Remote Work Expectations
Remote personnel must protect CIC information from unauthorized viewing or access, use secure networks, avoid sharing devices for CIC work where practical, and promptly report lost devices or suspected compromise.
AI and Automation Tool Use
Personnel may use AI or automation tools for CIC work only when the tool is approved for the data being processed. Restricted information, production secrets, private keys, customer identity documents, wallet data, and sensitive support files must not be placed into unapproved AI tools.
When AI tools are used for code, content, testing, or analysis, personnel remain responsible for validating accuracy, security, privacy, and production readiness.
Security Reporting
Personnel must promptly report suspected phishing, credential compromise, accidental data exposure, unauthorized access, lost devices, suspicious production behavior, and security control failures.
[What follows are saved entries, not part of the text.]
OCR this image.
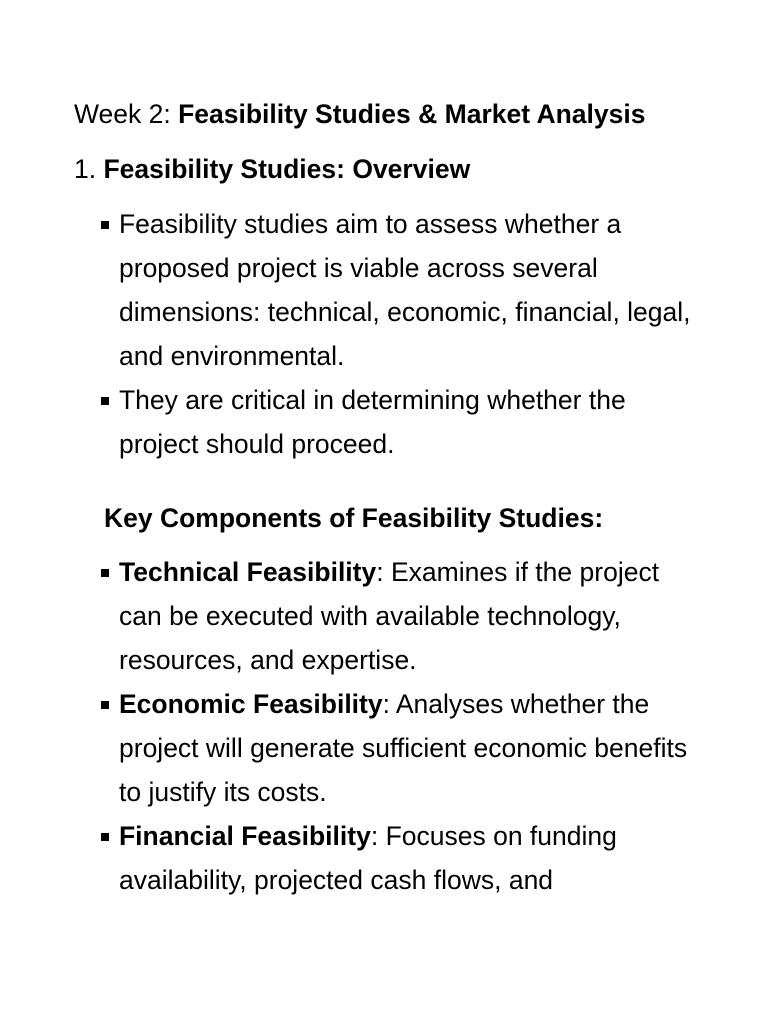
Week 2: Feasibility Studies & Market Analysis
1. Feasibility Studies: Overview
Feasibility studies aim to assess whether a proposed project is viable across several dimensions: technical, economic, financial, legal, and environmental.
They are critical in determining whether the project should proceed.
Key Components of Feasibility Studies:
Technical Feasibility: Examines if the project can be executed with available technology, resources, and expertise.
Economic Feasibility: Analyses whether the project will generate sufficient economic benefits to justify its costs.
Financial Feasibility: Focuses on funding availability, projected cash flows, and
Training and Acknowledgement
Personnel with access to CIC systems must acknowledge relevant policies and receive security expectations during onboarding. Privileged users and support personnel should receive additional guidance.
Training should cover acceptable use, phishing awareness, data classification, support data handling, incident reporting, secure development expectations where relevant, and financial data handling where relevant.
Violations
Violations may lead to access removal, management escalation, contract review, disciplinary action, or legal action.
Monitoring and Privacy
CIC may monitor use of CIC systems, repositories, production environments, and support tools for security, compliance, quality, and operational purposes. Monitoring should be proportionate, business-relevant, and handled according to CIC privacy and data classification requirements.
Evidence
Required evidence:
- Policy acknowledgement records
- Onboarding access records
- Offboarding records
- Security training records
- Violation or exception records
Review
This policy must be reviewed at least annually.